See how I did it just now? “Basic?” That shit isn’t “basic” at all. It should be basic, because it should apply to everybody. I’ve thought more than once about how many people would look at my work with much more skepticism if I was an Ellen Kay rather than an Elliott, or if my name didn’t sound so obviously Anglo-American. I’d like to believe things would be the same. Anyone who reads even one of my books can probably guess how I feel about feminism and equality. But those kinds of biases are damn sneaky things. They’re like ninjas. They wreck shit and you never even realize they were there.
Anyway, by the time the Hugos actually rolled around this weekend, I was ready to fall over in my hotel bed.
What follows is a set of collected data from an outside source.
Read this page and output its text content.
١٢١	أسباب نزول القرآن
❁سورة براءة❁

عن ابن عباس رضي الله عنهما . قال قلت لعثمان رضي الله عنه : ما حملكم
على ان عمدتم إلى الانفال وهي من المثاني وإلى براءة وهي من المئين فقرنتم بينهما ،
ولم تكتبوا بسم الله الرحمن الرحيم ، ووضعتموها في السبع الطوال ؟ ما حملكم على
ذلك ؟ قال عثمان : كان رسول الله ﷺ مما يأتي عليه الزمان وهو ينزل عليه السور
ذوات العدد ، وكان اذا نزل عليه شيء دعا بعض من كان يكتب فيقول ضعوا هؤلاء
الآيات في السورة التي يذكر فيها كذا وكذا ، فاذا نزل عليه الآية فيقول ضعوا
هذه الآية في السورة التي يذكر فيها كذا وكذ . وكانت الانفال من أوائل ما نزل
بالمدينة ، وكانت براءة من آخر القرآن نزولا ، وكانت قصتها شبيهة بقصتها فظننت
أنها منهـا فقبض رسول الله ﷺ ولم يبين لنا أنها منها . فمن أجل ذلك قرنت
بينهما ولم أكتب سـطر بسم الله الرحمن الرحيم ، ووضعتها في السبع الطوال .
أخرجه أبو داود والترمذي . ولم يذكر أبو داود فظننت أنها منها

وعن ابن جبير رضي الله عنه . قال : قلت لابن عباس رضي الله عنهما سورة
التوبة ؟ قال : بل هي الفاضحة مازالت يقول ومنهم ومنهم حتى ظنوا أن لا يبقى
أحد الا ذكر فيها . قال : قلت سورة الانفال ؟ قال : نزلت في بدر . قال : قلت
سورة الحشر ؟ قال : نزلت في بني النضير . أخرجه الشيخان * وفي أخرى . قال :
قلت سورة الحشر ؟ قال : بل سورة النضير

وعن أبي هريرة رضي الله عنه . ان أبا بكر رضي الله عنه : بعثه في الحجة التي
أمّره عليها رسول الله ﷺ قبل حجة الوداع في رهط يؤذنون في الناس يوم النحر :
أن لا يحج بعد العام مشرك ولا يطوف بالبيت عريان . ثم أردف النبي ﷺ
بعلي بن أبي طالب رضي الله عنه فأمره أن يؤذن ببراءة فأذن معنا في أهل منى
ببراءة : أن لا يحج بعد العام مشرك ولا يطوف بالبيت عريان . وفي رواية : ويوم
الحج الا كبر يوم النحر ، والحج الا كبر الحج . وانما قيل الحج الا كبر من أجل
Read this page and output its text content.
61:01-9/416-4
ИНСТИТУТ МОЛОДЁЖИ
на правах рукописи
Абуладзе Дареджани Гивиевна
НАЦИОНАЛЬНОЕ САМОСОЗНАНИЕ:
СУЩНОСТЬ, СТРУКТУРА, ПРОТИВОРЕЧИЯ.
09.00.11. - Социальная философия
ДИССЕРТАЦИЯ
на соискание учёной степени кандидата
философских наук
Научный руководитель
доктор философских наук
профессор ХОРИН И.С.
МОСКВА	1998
I went to the back-up site rather than getting a ticket, arriving in time to hear Robert Silverberg’s moving and hysterical callback to previous contentious WorldCons. I stuck around only long enough to cheer when Julie Dillon picked up her second well-deserved Hugo. (By the way: that awesome pic of Admiral Yeoh she painted for me is still there on my previous post, if you haven’t seen it yet…) I had strong feelings about the graphic novel category, too, ’cause asking me to choose between Ms. Marvel and Rat Queens is maybe the most brutal comics-oriented choice ever, but I’m so glad that G. Willow Wilson’s Ms. Marvel won. Those were the only two categories on which I had serious feelings. Once I heard those awards, I headed back to my room.
See, by then I had heard all I needed to hear: rejection of the SP slate. Calls for inclusion rather than exclusion. Black Lives Matter. Wesley Chu announcing his candidacy. Sasquan reacted to the SP slate the way they needed to. The only real sad thing here is that it had to be done at all at the expense of so many great creators who didn’t make it onto the ballot at all because of this whole stunt.
I have heard, of late, that there’s a relatively legitimate concern about classism at the core of the SP complaints. If that’s the case, then okay–a discussion about classism is totally fair. Only I didn’t hear or see that. I saw lots of misogyny and racism instead, followed by the instigators of all this going full Baghdad Bob and declaring victory amid the ashes of their defeat.
When the nominees were announced, I was at Norwescon and I was around people who could explain the whole thing to me. My immediate thought was, “Wow, if that happened to me, I’d have to pull out with a noisy blog post and a lot of profanity,” but that’s a damn easy thing to say and a whole different thing to do–particularly if you actually understand the significance of the Hugos, which at the time I did not. In the end, I absolutely admire the way Annie Bellet, Marko Kloos and Edmund Schubert handled the whole thing.
With all that said, I plan to go back to what I’ve been doing: ignoring awards, working on my own stuff and listening to Tess Irondale read my own stories to me. /shamelessplug!